Like vitamins, minerals keep the body healthy. Also like vitamins, they require you to stick to a healthy diet! It is not a good idea to overdo certain minerals. A good example of this is sodium, as many people eat large amounts of sodium without even realizing it!

There are two kinds: macrominerals and trace minerals. Your body needs more macrominerals than trace minerals. They are listed below along with some (not all) of the foods rich in each mineral:
Calcium: For healthy bones
Dairy, leafy greens, orange juice
Phosphorus: Strong bones, repairing cells
Tomato, banana, potato, yogurt
Magnesium: Supports 300+ biochemical reactions in the body
Beans, whole grains, nuts
Potassium: For healthy muscles and nervous system
Salmon, sweet potato, avocado, spinach
Sodium: Nutrient absorption, muscle and nerve function
Found in most foods (people overdo their sodium intake often)

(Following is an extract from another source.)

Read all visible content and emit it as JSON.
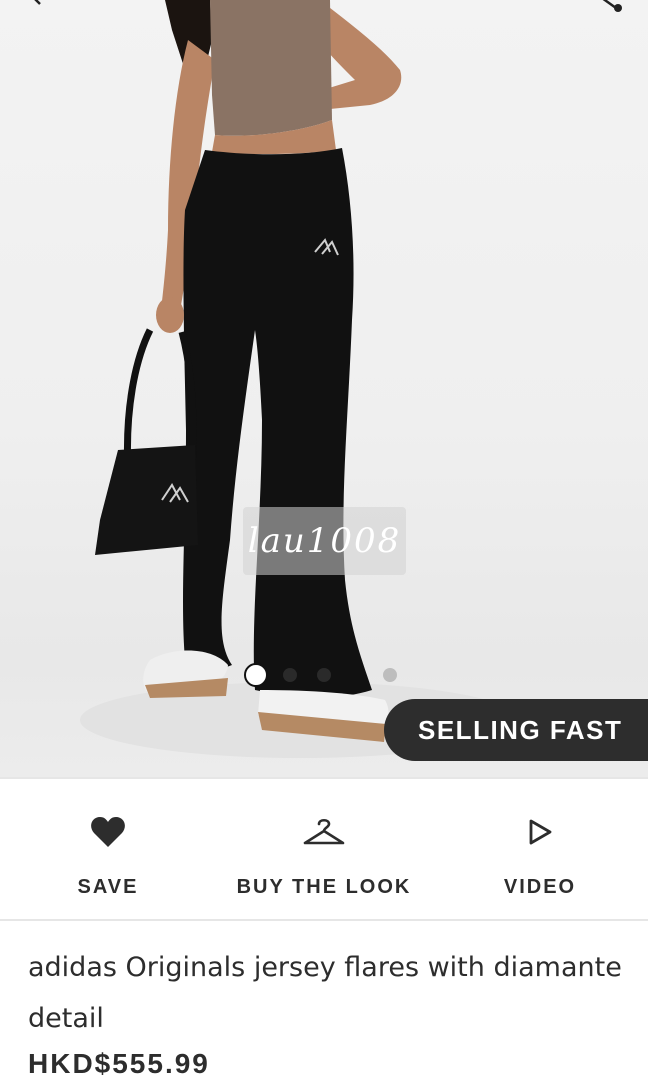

Sulfur: Collagen production
Veggies, dried fruit, dairy
Chloride: Aids in digestion
Table salt
Trace Minerals (your body only needs a little bit, but they are just as important as macrominerals):
Iron: Transports oxygen
Meat, tuna, eggs, beans
Manganese: Plays a role in metabolism
Whole grains, leafy veggies, tea
Copper: Plays a role in metabolism and provides energy
Leafy greens, summer squash, nuts, seeds
Iodine: For a healthy thyroid
Yogurt, strawberries, cheese
Zinc: Healthy immune system
Dark meat, nuts, legumes
Cobalt: To help absorb b12▪
Oats, fish, leafy greens, nuts
Fluoride: For healthy teeth
Tea, grapes, walnuts
Selenium: Disease prevention
Tuna, sardines, beef, chicken, some nuts
Always consult your physician before beginning any nutrition or fitness program, especially if you are currently being treated for any illness or medical condition, taking prescription medication, or following a doctor recommended diet.